Long non‑coding RNA AFAP1‑AS1 facilitates the growth and invasiveness of oral squamous cell carcinoma by regulating the miR‑145/HOXA1 axis.

Long non‑coding RNA (lncRNA) actin filament‑associated protein 1 antisense RNA 1 (AFAP1‑AS1) has been reported to serve important roles in multiple types of cancer. However, the biological function and underlying mechanism of AFAP1‑AS1 in oral squamous cell carcinoma (OSCC) remain largely unknown. The present study aimed to investigate the biological roles and clarify the potential mechanism of AFAP1‑AS1 in OSCC. The expression levels of AFAP1‑AS1 in OSCC tissues and cells were determined using reverse transcription‑quantitative PCR. Cell proliferation, colony formation, migration and invasion were analyzed using Cell Counting Kit‑8, colony formation, wound healing and Transwell invasion assays, respectively. The potential binding between AFAP1‑AS1 and microRNA (miR)‑145 was validated using dual luciferase reporter and RNA pull‑down assays. A xenograft tumor model was established to evaluate the effect of AFAP1‑AS1 in vivo. The results revealed that AFAP1‑AS1 expression levels were markedly upregulated in OSCC tissues and cells.
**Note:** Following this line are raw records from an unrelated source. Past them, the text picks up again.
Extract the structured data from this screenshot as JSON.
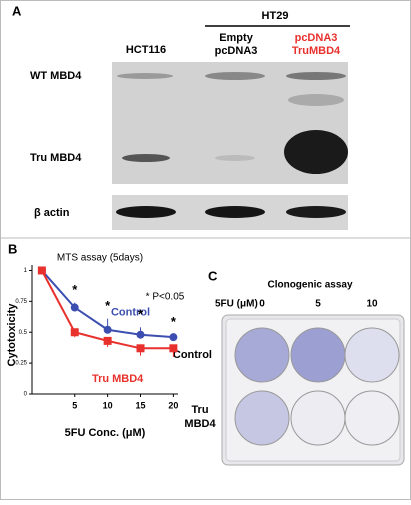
{
  "panel_a": {
    "label": "A",
    "group": "HT29",
    "lanes": [
      "HCT116",
      [
        "Empty",
        "pcDNA3"
      ],
      [
        "pcDNA3",
        "TruMBD4"
      ]
    ],
    "rows": [
      "WT MBD4",
      "Tru MBD4",
      "β actin"
    ]
  },
  "chart_data": {
    "type": "line",
    "label": "B",
    "title": "MTS assay (5days)",
    "x_label": "5FU Conc. (μM)",
    "y_label": "Cytotoxicity",
    "x": [
      0,
      5,
      10,
      15,
      20
    ],
    "xlim": [
      -1.5,
      20.7
    ],
    "xticks": [
      5,
      10,
      15,
      20
    ],
    "ylim": [
      0,
      1.02
    ],
    "yticks": [
      0,
      0.25,
      0.5,
      0.75,
      1
    ],
    "series": [
      {
        "name": "Control",
        "color": "#3c4fb0",
        "marker": "circle",
        "values": [
          1,
          0.7,
          0.52,
          0.48,
          0.46
        ],
        "errors": [
          0,
          0.04,
          0.09,
          0.06,
          0.02
        ]
      },
      {
        "name": "Tru MBD4",
        "color": "#e8312d",
        "marker": "square",
        "values": [
          1,
          0.5,
          0.43,
          0.37,
          0.37
        ],
        "errors": [
          0,
          0.04,
          0.05,
          0.06,
          0.07
        ]
      }
    ],
    "significance_marks": [
      null,
      "*",
      "*",
      "*",
      "*"
    ],
    "significance_note": "* P<0.05"
  },
  "panel_c": {
    "label": "C",
    "title": "Clonogenic assay",
    "dose_label": "5FU (μM)",
    "doses": [
      "0",
      "5",
      "10"
    ],
    "rows": [
      "Control",
      [
        "Tru",
        "MBD4"
      ]
    ]
  }
}
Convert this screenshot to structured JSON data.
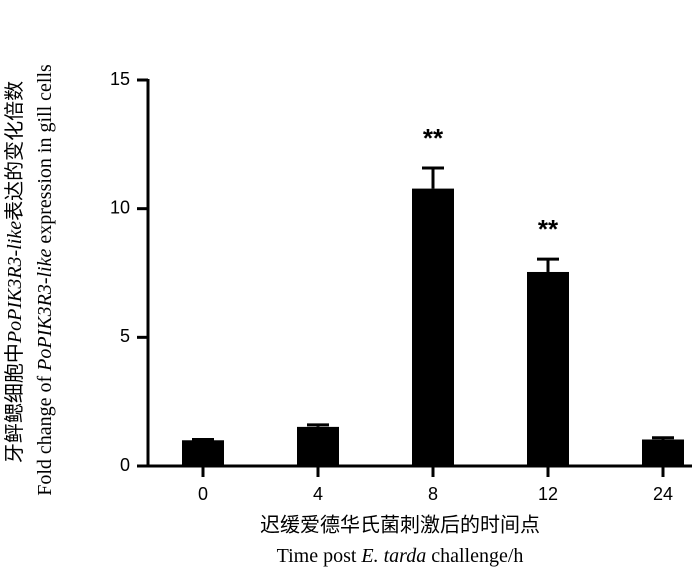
{
  "chart_data": {
    "type": "bar",
    "categories": [
      "0",
      "4",
      "8",
      "12",
      "24"
    ],
    "values": [
      1.0,
      1.52,
      10.78,
      7.54,
      1.03
    ],
    "errors": [
      0.03,
      0.08,
      0.8,
      0.5,
      0.07
    ],
    "significance": [
      null,
      null,
      "**",
      "**",
      null
    ],
    "color": "#000000",
    "ylim": [
      0,
      15
    ],
    "yticks": [
      0,
      5,
      10,
      15
    ],
    "ylabel_cn": [
      "牙鲆鳃细胞中",
      "PoPIK3R3-like",
      "表达的变化倍数"
    ],
    "ylabel_en": [
      "Fold change of ",
      "PoPIK3R3-like",
      " expression in gill cells"
    ],
    "xlabel_cn": "迟缓爱德华氏菌刺激后的时间点",
    "xlabel_en": [
      "Time post ",
      "E. tarda",
      " challenge/h"
    ]
  }
}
In addition, patients with OSCC with high expression levels of AFAP1‑AS1 had a poor prognosis. Functionally, the knockdown of AFAP1‑AS1 in OSCC cells significantly inhibited cell proliferation, migration and invasion in vitro. Similarly, in vivo AFAP1‑AS1 knockdown prevented tumor growth and reduced tumor size and weight. Mechanistically, AFAP1‑AS1 was discovered to regulate the expression levels of Homeobox A1 (HOXA1) by competing with miR‑145. The inhibition of miR‑145 partially attenuated the inhibitory effects of AFAP1‑AS1 knockdown on OSCC cells. In conclusion, the findings of the present study suggested that AFAP1‑AS1 may promote the progression of OSCC by regulating the miR‑145/HOXA1 axis.